Profitable operation of a wind or solar plant will involve looking ahead to see whether energy prices for the next half hour will be higher than the cost of generation. “If you’re coming out ahead, you want to generate,” says Penfold. “But if you think the price is going to settle below your breakeven price you want to bid to curtail and avoid generating.”

That’s the case for renewables. For a battery, it’s a lot more complicated.

A battery qualifies as generator and load, and the owner needs to manage the state of charge to make the most of future opportunities. This means guessing price outcomes well beyond the next half hour. Those forecasts are the basis for an optimisation program that returns the best outcome for a combination of energy and FCAS products the asset should participate in and when. “Once we’ve made that determination based on all the risks and uncertainties that can materialise, we then translate that target dispatch into a set of bids,” says Penfold, an Australian, speaking to EcoGeneration from his base in San Francisco.

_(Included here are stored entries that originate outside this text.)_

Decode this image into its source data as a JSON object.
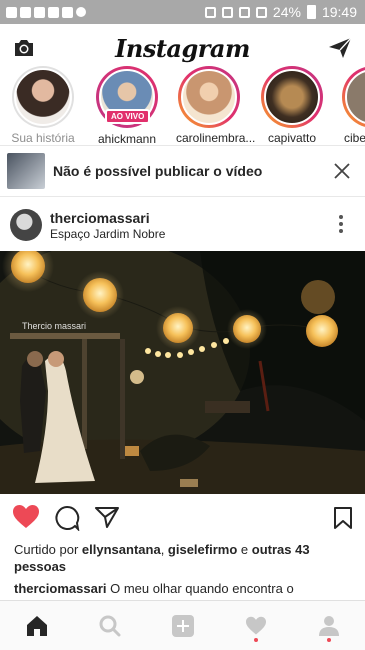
{
  "status_bar": {
    "battery": "24%",
    "time": "19:49"
  },
  "header": {
    "logo": "Instagram",
    "camera_icon": "camera-icon",
    "direct_icon": "paper-plane-icon"
  },
  "stories": [
    {
      "name": "Sua história",
      "muted": true
    },
    {
      "name": "ahickmann",
      "badge": "AO VIVO"
    },
    {
      "name": "carolinembra..."
    },
    {
      "name": "capivatto"
    },
    {
      "name": "cibe"
    }
  ],
  "notice": {
    "text": "Não é possível publicar o vídeo",
    "close_icon": "close-icon"
  },
  "post": {
    "username": "therciomassari",
    "location": "Espaço Jardim Nobre",
    "watermark": "Thercio massari",
    "liked": true,
    "likes_prefix": "Curtido por ",
    "liker1": "ellynsantana",
    "sep": ", ",
    "liker2": "giselefirmo",
    "conj": " e ",
    "others": "outras 43 pessoas",
    "caption_user": "therciomassari",
    "caption_text": " O meu olhar quando encontra o"
  },
  "colors": {
    "like": "#ed4956",
    "status_bar": "#a8a8a8"
  }
}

Matt Penfold says trading the FCAS markets is a job for a computer.

This is all still an educated guess. It’s only when the market settles and the energy is traded that the result is known.

How accurate a forecaster, then, is the Fluence platform? For battery assets in Australia this can only be estimated using simulation, where bidding for an imagined asset is compared with how the market played out. The team has been running a virtual storage asset since 2018 and has seen simulated revenue reaching 80-90% of the theoretical maximum revenue.

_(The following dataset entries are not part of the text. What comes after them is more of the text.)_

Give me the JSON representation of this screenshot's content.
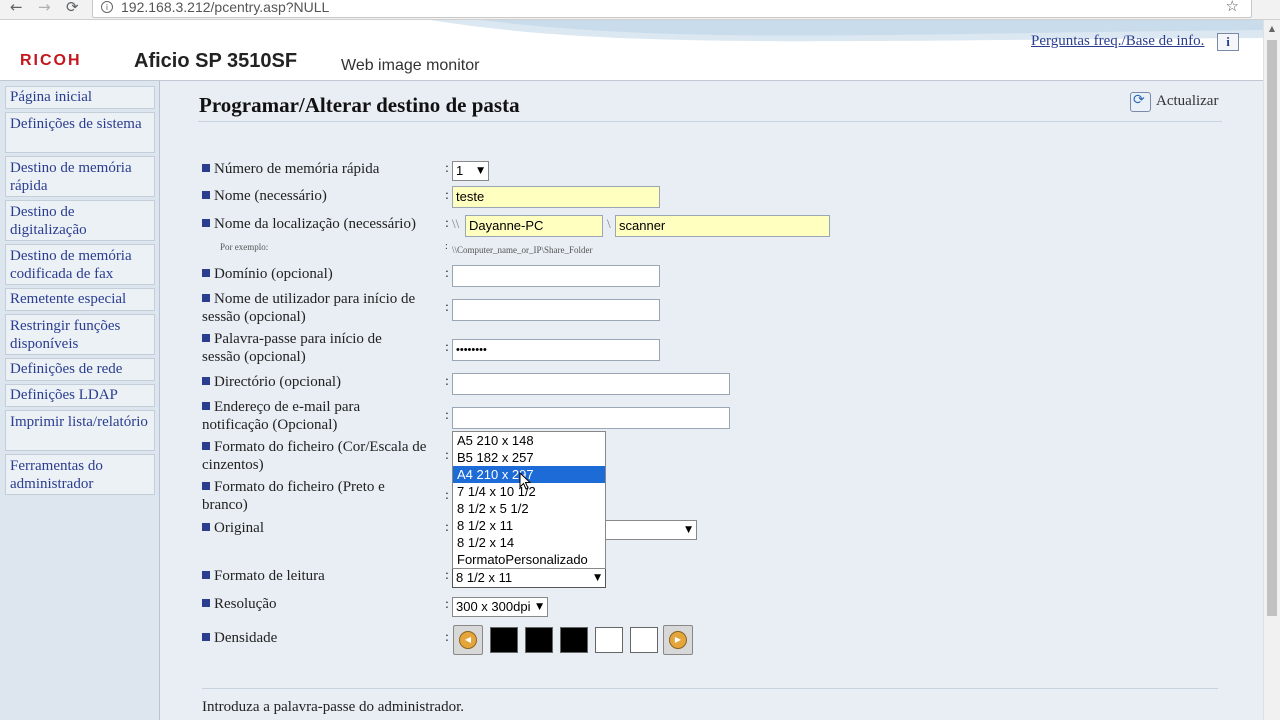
{
  "browser": {
    "back": "←",
    "forward": "→",
    "reload": "⟳",
    "url": "192.168.3.212/pcentry.asp?NULL",
    "info": "i",
    "star": "☆"
  },
  "header": {
    "logo": "RICOH",
    "model": "Aficio SP 3510SF",
    "subtitle": "Web image monitor",
    "faq_link": "Perguntas freq./Base de info.",
    "help_icon": "i"
  },
  "sidebar": {
    "items": [
      {
        "label": "Página inicial"
      },
      {
        "label": "Definições de sistema"
      },
      {
        "label": "Destino de memória rápida"
      },
      {
        "label": "Destino de digitalização"
      },
      {
        "label": "Destino de memória codificada de fax"
      },
      {
        "label": "Remetente especial"
      },
      {
        "label": "Restringir funções disponíveis"
      },
      {
        "label": "Definições de rede"
      },
      {
        "label": "Definições LDAP"
      },
      {
        "label": "Imprimir lista/relatório"
      },
      {
        "label": "Ferramentas do administrador"
      }
    ]
  },
  "main": {
    "title": "Programar/Alterar destino de pasta",
    "refresh_label": "Actualizar",
    "colon": ":",
    "fields": {
      "quick_memory": {
        "label": "Número de memória rápida",
        "value": "1"
      },
      "name": {
        "label": "Nome (necessário)",
        "value": "teste"
      },
      "location": {
        "label": "Nome da localização (necessário)",
        "prefix": "\\\\",
        "separator": "\\",
        "host": "Dayanne-PC",
        "share": "scanner",
        "example_label": "Por exemplo:",
        "example_value": "\\\\Computer_name_or_IP\\Share_Folder"
      },
      "domain": {
        "label": "Domínio (opcional)",
        "value": ""
      },
      "login_user": {
        "label": "Nome de utilizador para início de sessão (opcional)",
        "value": ""
      },
      "login_password": {
        "label": "Palavra-passe para início de sessão (opcional)",
        "value": "••••••••"
      },
      "directory": {
        "label": "Directório (opcional)",
        "value": ""
      },
      "email": {
        "label": "Endereço de e-mail para notificação (Opcional)",
        "value": ""
      },
      "format_color": {
        "label": "Formato do ficheiro (Cor/Escala de cinzentos)"
      },
      "format_bw": {
        "label": "Formato do ficheiro (Preto e branco)"
      },
      "original": {
        "label": "Original",
        "value": ""
      },
      "scan_size": {
        "label": "Formato de leitura",
        "value": "8 1/2 x 11",
        "options": [
          "A5 210 x 148",
          "B5 182 x 257",
          "A4 210 x 297",
          "7 1/4 x 10 1/2",
          "8 1/2 x 5 1/2",
          "8 1/2 x 11",
          "8 1/2 x 14",
          "FormatoPersonalizado"
        ],
        "highlighted": "A4 210 x 297"
      },
      "resolution": {
        "label": "Resolução",
        "value": "300 x 300dpi"
      },
      "density": {
        "label": "Densidade",
        "level": 3,
        "of": 5,
        "left": "◀",
        "right": "▶"
      }
    },
    "admin_note": "Introduza a palavra-passe do administrador."
  },
  "ui": {
    "arrow": "▼",
    "refresh_glyph": "⟳",
    "scroll_up": "▲"
  },
  "colors": {
    "accent": "#2a3d8f",
    "ricoh_red": "#c4161c",
    "required_field": "#ffffc0",
    "highlight": "#1c6bd6"
  }
}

A simulation is mentioned here because the Fluence platform is not connected to any local large-scale batteries yet. “We’ve signed some contracts,” Penfold says. “There are only five utility-scale batteries in Australia at the moment … we’re on our way to the first one going live.”

In California, the platform is optimising dispatch of the 182.5MW/730MWh Elkhorn battery owned by PG&E at the Moss Landing gas plant.

Snap decisions

Relative to a human strategy, an automated trading platform boosts revenue for a wind or solar plant sometimes by more than 10% over 12 months, Penfold says. When trading a battery’s services, the benefit of automation over human effort can be additional revenue in the range of 50% to more than 100%.

It took two years for AMS to sign up its first 2GW worth of large-scale generation in Australia. Since then, October 2020, AMS has been bought by Fluence and an extra 1.5GW is being traded via the platform. New customers signed up in Australia over the past six months include Spark Renewables (part of the Spark Infrastructure Group) and BJCE, bringing the total number of assets using the platform to more than 3.4GW (contracted or deployed).

The company claims 18% market share of solar and wind plant capacity on the NEM and a 60% slice of the software bidding market.

Large charge

As more batteries are connected to the grid – and there are about 3GW of projects in various stages of approval – the FCAS markets are expected to thin out. FCAS prices are a function of supply and demand, Penfold says, and a “big wave” of batteries are expected to connect by the middle of next year. This new supply will be balanced in the long term by the exit of coal generators, the traditional dominant participants in the FCAS market.

The steady replacement of dispatchable generation with variable renewables will see demand for ancillary services increasing, a trend predicted by the Australian Energy Market Operator. As it’s impossible to predict the next 20 years let alone the next five minutes, Penfold says market participants shouldn’t feel complacent. The past summer was easy going for the NEM but anything can happen.

“I don’t believe the FCAS prices and battery revenues we saw this past summer are going to be representative of what we’ll see moving forward,” he says.

The FCAS “goldrush” has a little bit left to run, and as coal is retired and the AEMC introduces additional FCAS markets battery owners will need to be nimble. “Fast frequency response and fast-ramping products can be quite valuable and important parts of balancing the grid.”

Take a look at Ireland, which has implemented a two-second fast frequency response market with a scaling tariff for response to within 150 milliseconds. The move has accelerated investment in batteries to provide very high-speed response services.

Rapid uptake shows significant appetite for software to boost the value of renewable energy assets and/or utility-scale batteries.